In oil exploration and geophysical survey, it is useful to provide measuring systems which can detect locations of boundaries between different formations. Examples of applications of such systems include reservoir characterization, geo-steering in horizontal drilling, salt dome mapping for engineering of gas storage caverns and delineation of hydrocarbon traps, waste disposal control, and rock fracture detection in environmental logging. There are several advantages of using transient electromagnetic (radar) signals in such measurements. First, the arrival time of reflected signals is a direct measure of boundary locations, if the wave speed of the background medium is known. Second, the pulse can have a narrow temporal width which gives high spatial resolution.
Generally, radar measurements comprise transmitting an electromagnetic signal from a transmitter which is reflected from a target structure of interest and the reflected signal is detected at a receiver.

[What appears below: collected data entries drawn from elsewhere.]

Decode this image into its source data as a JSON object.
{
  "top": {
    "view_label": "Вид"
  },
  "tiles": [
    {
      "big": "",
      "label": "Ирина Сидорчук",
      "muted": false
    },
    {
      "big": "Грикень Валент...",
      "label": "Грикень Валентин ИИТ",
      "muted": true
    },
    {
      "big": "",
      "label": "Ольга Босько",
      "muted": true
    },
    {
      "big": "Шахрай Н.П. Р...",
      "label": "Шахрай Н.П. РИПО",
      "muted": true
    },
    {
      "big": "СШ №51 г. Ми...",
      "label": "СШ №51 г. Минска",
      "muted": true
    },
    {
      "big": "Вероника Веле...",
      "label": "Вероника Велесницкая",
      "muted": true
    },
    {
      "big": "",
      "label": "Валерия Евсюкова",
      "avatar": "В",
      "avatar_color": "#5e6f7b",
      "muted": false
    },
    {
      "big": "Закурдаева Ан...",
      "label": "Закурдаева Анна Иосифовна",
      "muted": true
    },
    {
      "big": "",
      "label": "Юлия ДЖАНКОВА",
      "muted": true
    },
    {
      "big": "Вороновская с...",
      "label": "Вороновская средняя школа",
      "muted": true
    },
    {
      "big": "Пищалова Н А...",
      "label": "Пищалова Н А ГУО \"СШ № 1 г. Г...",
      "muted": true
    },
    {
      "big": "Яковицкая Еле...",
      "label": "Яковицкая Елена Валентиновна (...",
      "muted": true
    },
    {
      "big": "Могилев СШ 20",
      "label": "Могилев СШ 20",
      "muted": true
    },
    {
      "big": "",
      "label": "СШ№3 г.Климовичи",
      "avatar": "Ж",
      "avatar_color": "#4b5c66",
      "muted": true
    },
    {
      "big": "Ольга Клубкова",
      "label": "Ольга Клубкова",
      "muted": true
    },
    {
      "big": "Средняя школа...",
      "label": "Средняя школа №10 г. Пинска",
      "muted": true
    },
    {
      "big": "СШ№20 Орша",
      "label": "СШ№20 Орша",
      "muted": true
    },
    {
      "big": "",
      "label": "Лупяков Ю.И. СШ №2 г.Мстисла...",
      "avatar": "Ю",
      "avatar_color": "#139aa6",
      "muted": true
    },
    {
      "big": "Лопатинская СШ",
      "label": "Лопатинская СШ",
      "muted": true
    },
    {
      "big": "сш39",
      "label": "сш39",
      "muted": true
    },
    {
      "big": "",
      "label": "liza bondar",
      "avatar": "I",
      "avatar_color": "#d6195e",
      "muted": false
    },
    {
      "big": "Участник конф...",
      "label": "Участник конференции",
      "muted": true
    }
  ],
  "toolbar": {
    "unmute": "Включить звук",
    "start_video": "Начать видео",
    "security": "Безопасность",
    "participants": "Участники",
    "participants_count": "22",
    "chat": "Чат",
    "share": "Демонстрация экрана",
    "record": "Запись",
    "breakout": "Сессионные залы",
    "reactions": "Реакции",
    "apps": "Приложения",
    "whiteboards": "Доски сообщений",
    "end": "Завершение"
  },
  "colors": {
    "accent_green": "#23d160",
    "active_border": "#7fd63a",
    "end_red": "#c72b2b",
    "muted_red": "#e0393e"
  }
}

In general terms, for a radar system to be able to determine the distance to the structure, the space between the transmitter and receiver must be known together with the speed of the signal through the medium separating the transmitter/receiver and the target structure. In cases where the signal passes through air, the wave speed is known and does not vary significantly with conditions. However, measurement of the wave speed in underground formations has been difficult and can vary significantly. Borehole logging tools utilizing the principle of radar have been proposed in U.S. Pat. No. 4,670,717, U.S. Pat. No. 4,814,768, U.S. Pat. No. 4,297,699, U.S. Pat. No. 4,430,653 and GB 2,030,414. Some of the previously proposed techniques assume values for the wave speed to allow interpretation of the radar signal. For example, in U.S. Pat. No. 4,814,768 the wave speed is assumed to be the speed of an electromagnetic wave in water. Other techniques rely on separate measurements to provide the wave speed. These approaches suffer from certain problems. Where a value is assumed, the actual speed can vary significantly from formation to formation relative to this value making interpretation of the signals inaccurate. Where the speed is obtained from other measurements, the operation takes longer and is more expensive.
It is an object of the present invention to provide a method and apparatus which overcomes or avoids the above identified problems. The present invention allows the formation wave speed to be obtained from the measurements made by a borehole radar tool.
The present invention achieves this object by measuring the arrival of a direct signal from a transmitter to a receiver to obtain the formation wave speed. It is a further object of the invention to provide a tool in which the time of arrival of the direct signal can be measured.